Partito social-liberale, fondato nel 2011 da una scissione dell’ala destra del Partito socialista.

Insieme-Partito per una nuova era (Együtt – A Korszakváltók Pártja)

Partito social-liberale fondato dall’ex primo ministro Gordon Bajnai. Centrista

Un’altra politica è possibile (LMP, Lehet Más a Politika)

Partito ecologista riconosciuto dai Verdi europei, fondato nel 2009. Ha un orientamento di centro, con pericolosi scivolamenti a destra (accettazione del muro antimigranti, rifiuto delle quote europee sui migranti, eccetera).

Movimento Momentum (MM, Momentum Mozgalom)

Fondato nel 2017, europeista, di centro/centrosinistra.

c) La sinistra

Partito dei lavoratori ungheresi (MMP, Magyarországi Munkáspárt)

Fondato nel 2005 da una scissione del Partito comunista operaio ungherese, che a sua volta era stato fondato nel 1989 dall’ala ortodossa del Partito socialista operaio ungherese. Fa parte del Partito della sinistra europea, assieme a Rifondazione comunista eccetera.

d) I partiti delle minoranze nazionali

Autogoverno nazionale dei tedeschi d’Ungheria (MNOÖ, Magyarországi Németek Országos Önkormányzata). Fondato nel 1995, conservatore.

Esistono altri 12 partiti delle varie minoranze nazionali (serbi, slovacchi eccetera), che non rappresentano più dell’1 o 2 % della popolazione ungherese.

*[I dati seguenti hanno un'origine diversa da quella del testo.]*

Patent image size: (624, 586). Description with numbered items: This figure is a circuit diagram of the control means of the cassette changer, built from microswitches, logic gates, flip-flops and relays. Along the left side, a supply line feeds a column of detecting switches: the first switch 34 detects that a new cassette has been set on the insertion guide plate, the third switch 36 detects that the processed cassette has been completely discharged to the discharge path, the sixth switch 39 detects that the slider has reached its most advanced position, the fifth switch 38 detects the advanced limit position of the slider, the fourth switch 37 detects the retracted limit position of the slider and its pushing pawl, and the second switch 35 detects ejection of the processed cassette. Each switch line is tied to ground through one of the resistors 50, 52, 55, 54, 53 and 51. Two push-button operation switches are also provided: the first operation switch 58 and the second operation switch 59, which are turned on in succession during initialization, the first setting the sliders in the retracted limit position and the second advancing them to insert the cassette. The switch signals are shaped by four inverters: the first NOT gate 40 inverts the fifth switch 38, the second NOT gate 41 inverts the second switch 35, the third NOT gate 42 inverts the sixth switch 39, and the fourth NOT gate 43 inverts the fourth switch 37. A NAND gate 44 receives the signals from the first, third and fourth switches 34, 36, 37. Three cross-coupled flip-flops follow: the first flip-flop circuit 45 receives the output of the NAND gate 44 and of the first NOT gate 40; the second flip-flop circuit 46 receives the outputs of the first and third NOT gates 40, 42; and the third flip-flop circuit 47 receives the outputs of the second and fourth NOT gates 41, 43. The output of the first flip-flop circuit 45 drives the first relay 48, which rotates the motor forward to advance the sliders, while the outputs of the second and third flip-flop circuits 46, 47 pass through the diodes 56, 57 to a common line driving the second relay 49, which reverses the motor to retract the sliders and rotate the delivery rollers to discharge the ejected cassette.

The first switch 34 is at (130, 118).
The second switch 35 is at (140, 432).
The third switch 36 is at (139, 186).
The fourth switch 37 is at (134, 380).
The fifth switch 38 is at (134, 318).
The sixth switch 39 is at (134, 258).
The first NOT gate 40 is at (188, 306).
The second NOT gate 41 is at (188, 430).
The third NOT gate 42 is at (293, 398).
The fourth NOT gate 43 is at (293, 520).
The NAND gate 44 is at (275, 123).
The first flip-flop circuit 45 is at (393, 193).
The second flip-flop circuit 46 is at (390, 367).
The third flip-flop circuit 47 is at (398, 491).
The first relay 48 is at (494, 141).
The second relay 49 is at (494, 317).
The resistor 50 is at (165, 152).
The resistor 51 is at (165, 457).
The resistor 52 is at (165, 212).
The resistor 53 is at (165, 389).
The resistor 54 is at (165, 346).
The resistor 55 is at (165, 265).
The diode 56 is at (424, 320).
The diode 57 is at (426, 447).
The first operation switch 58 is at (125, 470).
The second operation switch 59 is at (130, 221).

Appendice 2 | Il sistema elettorale ungherese

Il Parlamento ungherese, unicamerale, conta 199 seggi, che vengono eletti con un sistema misto: 106 in collegi uninominali a scrutinio maggioritario (è eletto chi ottiene più voti, con una semplice maggioranza relativa) e 93 in liste con sistema proporzionale (sistema D’Hondt). Per ottenere un seggio un partito deve superare la soglia del 5 % a livello nazionale, ma la soglia diventa del 10 % per le coalizioni di due partiti e del 15 % per coalizioni di tre o più partiti. Le 12 minoranze nazionali riconosciute possono scegliere se concorrere in partiti a livello nazionale, su un piede di parità con tutti gli altri (lo hanno fatto i rom, senza risultati), oppure se formare una lista unica (di tutta la minoranza nazionale: non ne sono ammesse due o più per ogni minoranza) e concorrere a parte, con un notevole abbassamento della soglia di ammissione (quest’anno, occorreva superare i 20.000 voti: ma poche minoranze nazionali possono contare su un simile elettorato potenziale).

Va chiarito che il sistema elettorale ungherese, per come è strutturato (sistema misto, metodo D’Hondt, soglie di sbarramento) distorce fortemente la rappresentanza proporzionale, assegnando un premio non dichiarato ai partiti maggiori: la FIDESZ, per esempio, con il 49 % dei voti si è aggiudicata il 66 % dei seggi, un “premio” del 17 %.